Co-lead author Zhongcong Xie, MD, PhD adds: “There is currently no evidence that fentanyl is associated with a similar effect in humans, and the outcome of the animal study is not indicative of avoiding fentanyl in clinical anesthesia.” The finding will stimulate further research, including clinical investigations, to determine the potential neurological impact of opioids on brain development. Xie is Director of Basic Research in the Department of Anesthesia, Critical Care and Pain Medicine at MGH and Henry K. Beecher Professor of Anesthesia at Harvard Medical School.

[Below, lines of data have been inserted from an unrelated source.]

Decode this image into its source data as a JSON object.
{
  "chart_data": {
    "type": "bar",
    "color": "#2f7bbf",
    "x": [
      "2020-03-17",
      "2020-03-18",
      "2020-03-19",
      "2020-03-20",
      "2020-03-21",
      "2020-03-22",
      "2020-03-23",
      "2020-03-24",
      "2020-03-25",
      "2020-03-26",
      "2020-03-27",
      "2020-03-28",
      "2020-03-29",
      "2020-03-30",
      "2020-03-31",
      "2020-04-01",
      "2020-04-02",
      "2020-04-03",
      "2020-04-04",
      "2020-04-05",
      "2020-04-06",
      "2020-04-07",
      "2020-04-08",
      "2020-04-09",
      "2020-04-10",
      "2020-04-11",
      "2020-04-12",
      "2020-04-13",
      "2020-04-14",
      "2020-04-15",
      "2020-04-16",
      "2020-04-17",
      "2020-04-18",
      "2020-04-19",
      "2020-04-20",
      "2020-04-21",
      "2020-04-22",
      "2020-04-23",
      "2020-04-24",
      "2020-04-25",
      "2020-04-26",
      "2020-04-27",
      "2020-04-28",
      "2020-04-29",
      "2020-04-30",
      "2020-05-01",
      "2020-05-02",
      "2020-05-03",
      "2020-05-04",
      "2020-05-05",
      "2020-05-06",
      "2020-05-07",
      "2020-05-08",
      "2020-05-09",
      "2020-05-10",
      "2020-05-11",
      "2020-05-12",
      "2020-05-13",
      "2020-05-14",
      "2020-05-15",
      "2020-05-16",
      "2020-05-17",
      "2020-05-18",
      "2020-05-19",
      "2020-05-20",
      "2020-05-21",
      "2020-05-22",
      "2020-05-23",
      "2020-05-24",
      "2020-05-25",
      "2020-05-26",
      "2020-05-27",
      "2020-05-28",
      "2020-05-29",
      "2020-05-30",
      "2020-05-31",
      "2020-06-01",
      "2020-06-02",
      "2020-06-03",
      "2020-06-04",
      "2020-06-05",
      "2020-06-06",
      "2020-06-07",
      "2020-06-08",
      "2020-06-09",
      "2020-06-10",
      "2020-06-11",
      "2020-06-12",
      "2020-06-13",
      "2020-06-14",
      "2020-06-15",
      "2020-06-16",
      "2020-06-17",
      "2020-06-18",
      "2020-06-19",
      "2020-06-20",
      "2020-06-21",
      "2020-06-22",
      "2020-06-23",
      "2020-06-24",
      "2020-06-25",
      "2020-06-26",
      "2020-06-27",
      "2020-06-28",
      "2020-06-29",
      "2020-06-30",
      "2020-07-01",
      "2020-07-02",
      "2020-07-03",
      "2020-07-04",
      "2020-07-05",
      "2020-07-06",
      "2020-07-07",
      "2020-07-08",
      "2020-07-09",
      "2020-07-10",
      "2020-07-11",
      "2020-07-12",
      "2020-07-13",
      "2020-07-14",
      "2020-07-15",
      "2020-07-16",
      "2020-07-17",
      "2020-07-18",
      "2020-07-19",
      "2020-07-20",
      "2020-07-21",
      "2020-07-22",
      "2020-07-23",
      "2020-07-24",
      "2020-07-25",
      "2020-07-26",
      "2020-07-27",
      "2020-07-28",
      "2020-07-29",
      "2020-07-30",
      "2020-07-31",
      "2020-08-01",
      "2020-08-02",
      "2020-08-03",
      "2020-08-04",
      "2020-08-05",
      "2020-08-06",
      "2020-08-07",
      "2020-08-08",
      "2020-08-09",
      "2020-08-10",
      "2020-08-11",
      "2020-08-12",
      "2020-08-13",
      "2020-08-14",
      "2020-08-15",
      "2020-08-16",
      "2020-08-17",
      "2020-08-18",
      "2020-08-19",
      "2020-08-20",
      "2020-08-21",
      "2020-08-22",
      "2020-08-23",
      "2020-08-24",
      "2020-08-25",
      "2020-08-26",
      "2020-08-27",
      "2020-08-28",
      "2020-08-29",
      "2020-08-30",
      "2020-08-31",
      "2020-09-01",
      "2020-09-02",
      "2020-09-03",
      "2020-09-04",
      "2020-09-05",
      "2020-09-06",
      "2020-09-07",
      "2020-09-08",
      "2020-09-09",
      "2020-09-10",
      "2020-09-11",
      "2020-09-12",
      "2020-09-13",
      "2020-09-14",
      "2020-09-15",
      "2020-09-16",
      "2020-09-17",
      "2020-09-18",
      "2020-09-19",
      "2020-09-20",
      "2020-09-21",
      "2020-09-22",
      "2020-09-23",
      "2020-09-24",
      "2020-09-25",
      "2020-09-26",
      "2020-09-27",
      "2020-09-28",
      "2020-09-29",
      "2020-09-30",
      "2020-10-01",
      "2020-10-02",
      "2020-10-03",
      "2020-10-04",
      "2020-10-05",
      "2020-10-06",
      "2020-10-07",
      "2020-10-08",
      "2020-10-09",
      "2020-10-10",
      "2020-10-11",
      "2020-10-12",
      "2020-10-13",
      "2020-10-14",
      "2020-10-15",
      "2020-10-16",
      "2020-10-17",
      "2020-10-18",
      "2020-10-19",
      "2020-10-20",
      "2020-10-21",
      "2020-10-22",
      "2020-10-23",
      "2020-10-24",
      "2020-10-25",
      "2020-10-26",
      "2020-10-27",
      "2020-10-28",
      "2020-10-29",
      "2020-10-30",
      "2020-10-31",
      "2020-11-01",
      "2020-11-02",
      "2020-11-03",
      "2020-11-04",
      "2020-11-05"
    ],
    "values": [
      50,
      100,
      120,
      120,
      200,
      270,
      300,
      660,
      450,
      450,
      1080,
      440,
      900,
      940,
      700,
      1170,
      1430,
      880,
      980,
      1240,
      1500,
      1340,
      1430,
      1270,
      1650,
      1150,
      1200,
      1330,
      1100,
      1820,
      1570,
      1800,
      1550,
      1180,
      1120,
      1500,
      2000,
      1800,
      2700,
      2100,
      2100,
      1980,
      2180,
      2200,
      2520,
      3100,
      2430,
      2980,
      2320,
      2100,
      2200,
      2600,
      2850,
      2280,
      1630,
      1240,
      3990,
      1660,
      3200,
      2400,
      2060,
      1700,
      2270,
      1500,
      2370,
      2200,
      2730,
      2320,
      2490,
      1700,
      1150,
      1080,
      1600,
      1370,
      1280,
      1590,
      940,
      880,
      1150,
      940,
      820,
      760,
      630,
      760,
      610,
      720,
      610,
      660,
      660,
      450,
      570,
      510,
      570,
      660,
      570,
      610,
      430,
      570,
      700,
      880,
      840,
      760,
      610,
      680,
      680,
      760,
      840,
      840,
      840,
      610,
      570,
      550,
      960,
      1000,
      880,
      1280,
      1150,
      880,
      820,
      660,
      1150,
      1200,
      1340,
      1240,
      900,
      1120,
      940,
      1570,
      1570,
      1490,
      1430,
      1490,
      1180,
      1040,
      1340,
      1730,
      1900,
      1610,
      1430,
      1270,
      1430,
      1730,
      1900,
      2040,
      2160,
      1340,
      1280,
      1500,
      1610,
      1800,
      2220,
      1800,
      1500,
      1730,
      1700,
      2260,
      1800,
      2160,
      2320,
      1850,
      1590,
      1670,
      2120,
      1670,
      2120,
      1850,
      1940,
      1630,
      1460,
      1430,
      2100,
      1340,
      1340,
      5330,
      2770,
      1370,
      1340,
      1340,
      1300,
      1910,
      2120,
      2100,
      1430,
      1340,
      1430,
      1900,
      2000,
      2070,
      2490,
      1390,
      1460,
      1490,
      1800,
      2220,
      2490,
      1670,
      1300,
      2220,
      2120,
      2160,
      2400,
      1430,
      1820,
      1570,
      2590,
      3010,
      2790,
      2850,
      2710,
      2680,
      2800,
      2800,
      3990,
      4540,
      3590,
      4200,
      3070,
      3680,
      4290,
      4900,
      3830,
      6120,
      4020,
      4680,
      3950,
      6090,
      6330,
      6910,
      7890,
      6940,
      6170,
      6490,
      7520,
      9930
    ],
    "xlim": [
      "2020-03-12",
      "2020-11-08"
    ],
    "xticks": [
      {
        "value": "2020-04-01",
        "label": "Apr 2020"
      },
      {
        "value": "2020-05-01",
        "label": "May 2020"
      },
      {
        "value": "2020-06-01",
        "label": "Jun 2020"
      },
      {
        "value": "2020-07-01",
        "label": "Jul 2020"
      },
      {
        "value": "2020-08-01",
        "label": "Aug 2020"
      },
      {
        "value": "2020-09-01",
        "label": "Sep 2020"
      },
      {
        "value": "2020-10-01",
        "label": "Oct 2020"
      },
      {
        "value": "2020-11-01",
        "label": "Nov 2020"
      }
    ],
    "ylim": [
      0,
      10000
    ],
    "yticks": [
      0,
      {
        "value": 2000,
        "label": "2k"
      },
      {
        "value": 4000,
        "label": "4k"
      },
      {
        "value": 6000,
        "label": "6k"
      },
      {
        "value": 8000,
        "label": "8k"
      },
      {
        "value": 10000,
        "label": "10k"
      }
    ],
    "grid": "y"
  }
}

Other authors include Chun Cheng and Mengzhu Li of Shanghai 10e People’s Hospital and Shanghai First Maternity and Infant Hospital, W. Andrew Kofke of the University of Pennsylvania, and Jed Barash, a Massachusetts neurologist.
This research was supported by the Chinese Ministry of Science and Technology and the National Natural Science Foundation of China.
Source of the story:
Materials provided by Massachusetts General Hospital. Note: Content can be edited for style and length.